Whitney mentored and guided Morton at his studio and, more than anyone else, is responsible for Morton’s skill and passion today. The two painted together, teacher and student.
“We’re very close,” Whitney said by phone from his home in Stoddard. “He’s a wonderful artist.”
Their relationship coincided with the counterculture of the 1960s and early 1970s. Morton went to Woodstock. He fathered two boys out of wedlock. And, later, he snorted lots of cocaine while working at the Black Tavern Restaurant in Keene.
When he needed money for child support, he began dealing cocaine. That’s why the cops busted down his door on Sept. 17, 1984, seizing 9 ounces of coke.
It’s why he was sentenced to prison for 3½ years, why he began painting portraits seriously, and why several of his paintings now hang in the state prison in Concord.
More luck followed Morton in prison. First, the captain of the guards happened to be a man named Chris Metalious, who happened to be the son of Grace Metalious, who happened to be the author of the book Peyton Place.

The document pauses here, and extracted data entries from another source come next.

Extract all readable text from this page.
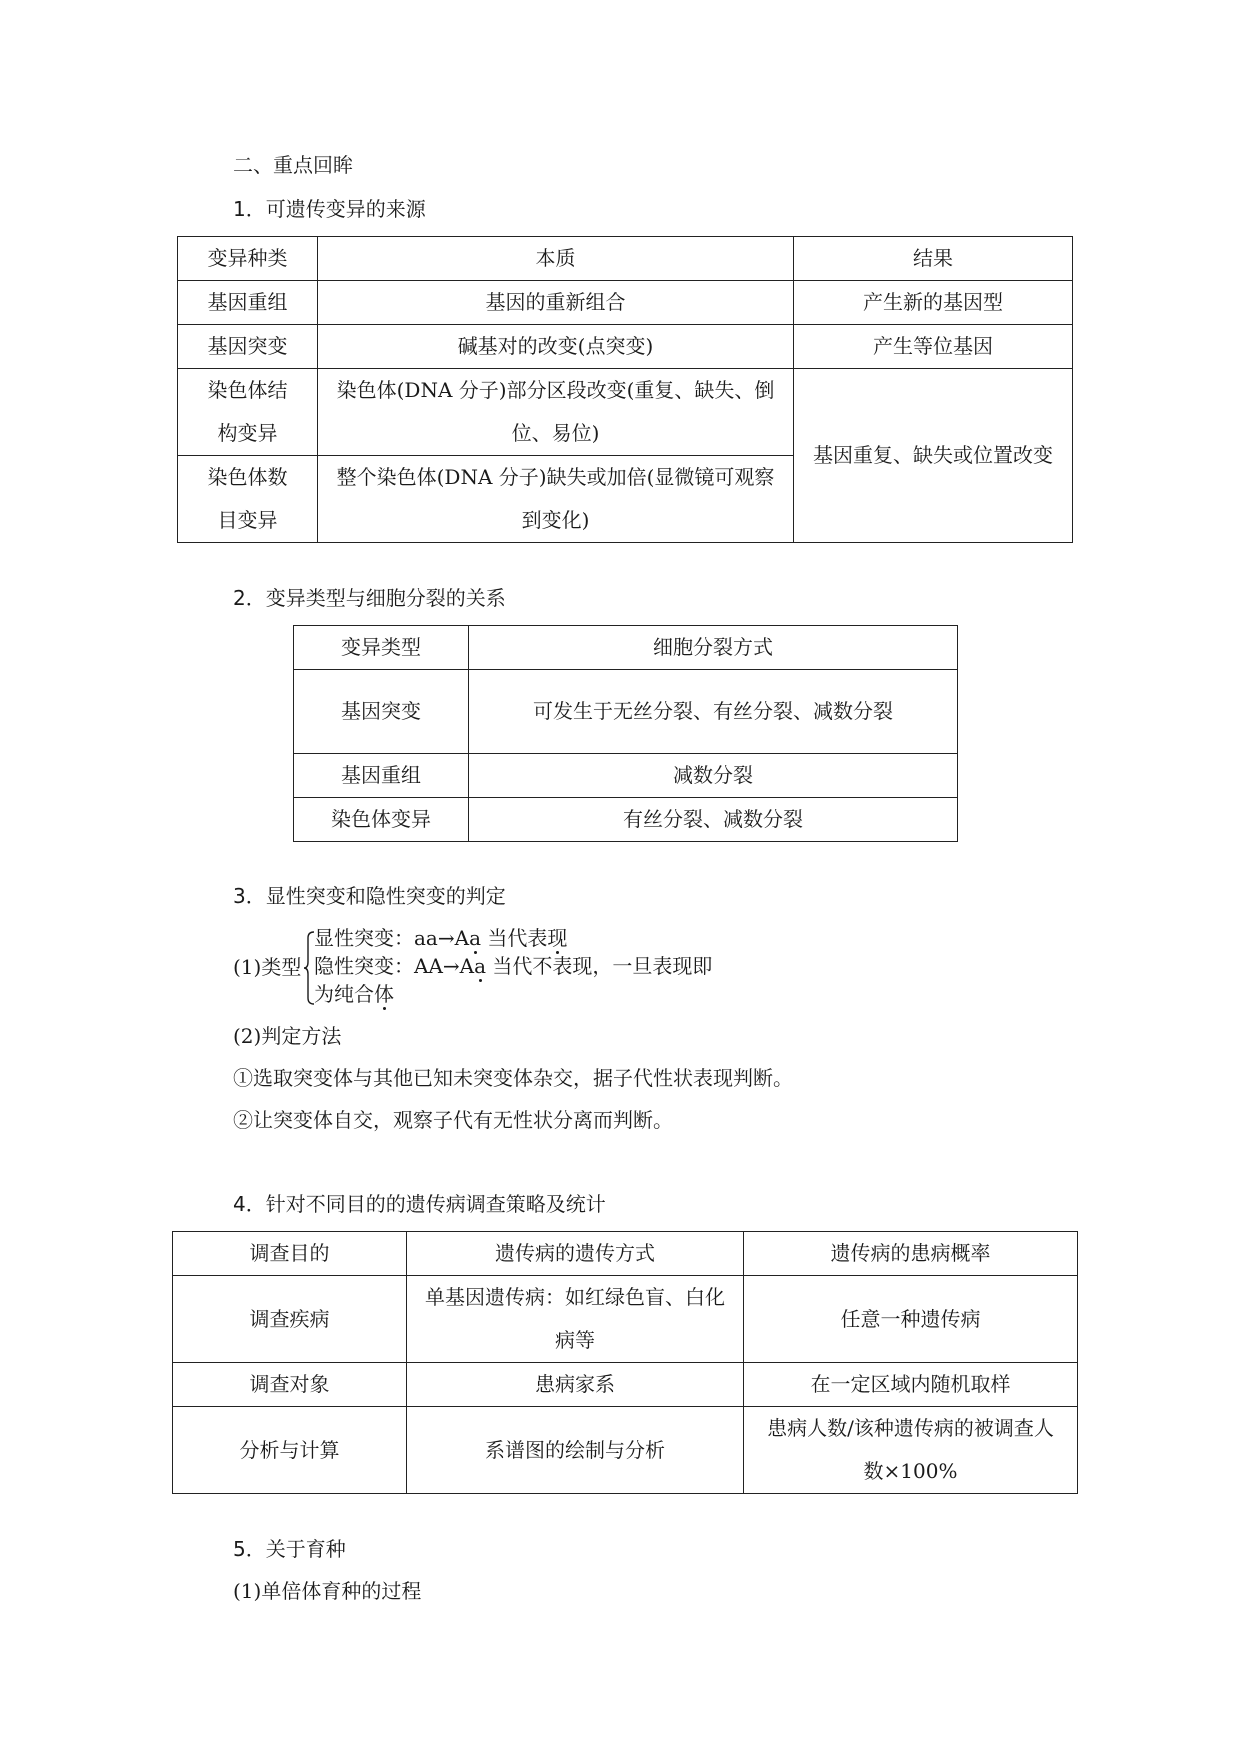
二、重点回眸
1．可遗传变异的来源
变异种类	本质	结果
基因重组	基因的重新组合	产生新的基因型
基因突变	碱基对的改变(点突变)	产生等位基因
染色体结构变异	染色体(DNA 分子)部分区段改变(重复、缺失、倒位、易位)	基因重复、缺失或位置改变
染色体数目变异	整个染色体(DNA 分子)缺失或加倍(显微镜可观察到变化)	
2．变异类型与细胞分裂的关系
变异类型	细胞分裂方式
基因突变	可发生于无丝分裂、有丝分裂、减数分裂
基因重组	减数分裂
染色体变异	有丝分裂、减数分裂
3．显性突变和隐性突变的判定
(1)类型
显性突变：aa→Aa 当代表现
隐性突变：AA→Aa 当代不表现，一旦表现即
为纯合体
(2)判定方法
①选取突变体与其他已知未突变体杂交，据子代性状表现判断。
②让突变体自交，观察子代有无性状分离而判断。
4．针对不同目的的遗传病调查策略及统计
调查目的	遗传病的遗传方式	遗传病的患病概率
调查疾病	单基因遗传病：如红绿色盲、白化病等	任意一种遗传病
调查对象	患病家系	在一定区域内随机取样
分析与计算	系谱图的绘制与分析	患病人数/该种遗传病的被调查人数×100%
5．关于育种
(1)单倍体育种的过程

According to Morton, Metalious gave him the materials he needed to paint. “I don’t know why he was behind me so much,” Morton told me. “He made it possible for me to get oils. Maybe it was his mother being into the arts and being a writer. I don’t know.”
Research told me that Metalious was a state prison guard in New Hampshire and has since moved to Florida, and I found a number listed under his name in Naples. No one answered there, though, but Whitney confirmed Morton’s story.
“Yep,” Whitney said.
As a loyal friend, Whitney had no plans to reveal that Morton had done time, but when I mentioned it and said Morton was up front about it, off he went.
Whitney visited Morton in prison and critiqued his work. “I brought supplies whenever possible,” Whitney said. “He made the most of his three years. He had a very productive time.”
Whitney has painted eight state governors and former secretary of the Navy James Webb, whose portrait hangs in the Pentagon, his tie painted by Morton. Whitney stored some of Morton’s prison work, which was shown at the State House in 1988 before it was transferred to the state prison.
Morton earned $18,000 for that, and his yearly trips to Hawaii, where one of his sons lives, produced a landscape that sold for $8,000.
Hawaii has opened doors for Morton. It’s where he met and painted Patricia Hastie, who played George Clooney’s comatose wife in The Descendants. For proof, he played a voice mail from Hastie, a Hawaiian resident.
“This is Patty Hastie,” the voice says. “I do have the portrait. You did a fantastic job. I enjoyed the time we spent together doing that.”
Morton also painted Glen Campbell and his wife, and has the print to prove it. But as Whitney said, “We all struggle. Most painters struggle.”
The studio opened last summer. Morton and Bieniarz have been dating for two years and live together in Laconia. She compared his prison portraits with his Hawaiian landscapes, saying, “His work from prison is more detailed.”
On the studio walls, you’ll find paintings of hardened criminals. There’s Jack the Rat and Tony and Butch and Sudsy and Denny and Frank and Guitar Johnny. They’re playing guitar, playing chess, looking over the wall near the guard tower, doing time, passing time.
When Morton goes back in his mind, his eyes look hard, not seeing what he’s actually looking at, but seeing a lot nonetheless.
“I think I did some of my best work in prison,” he said. “Sometimes, I feel like I’m one of the luckiest people around.”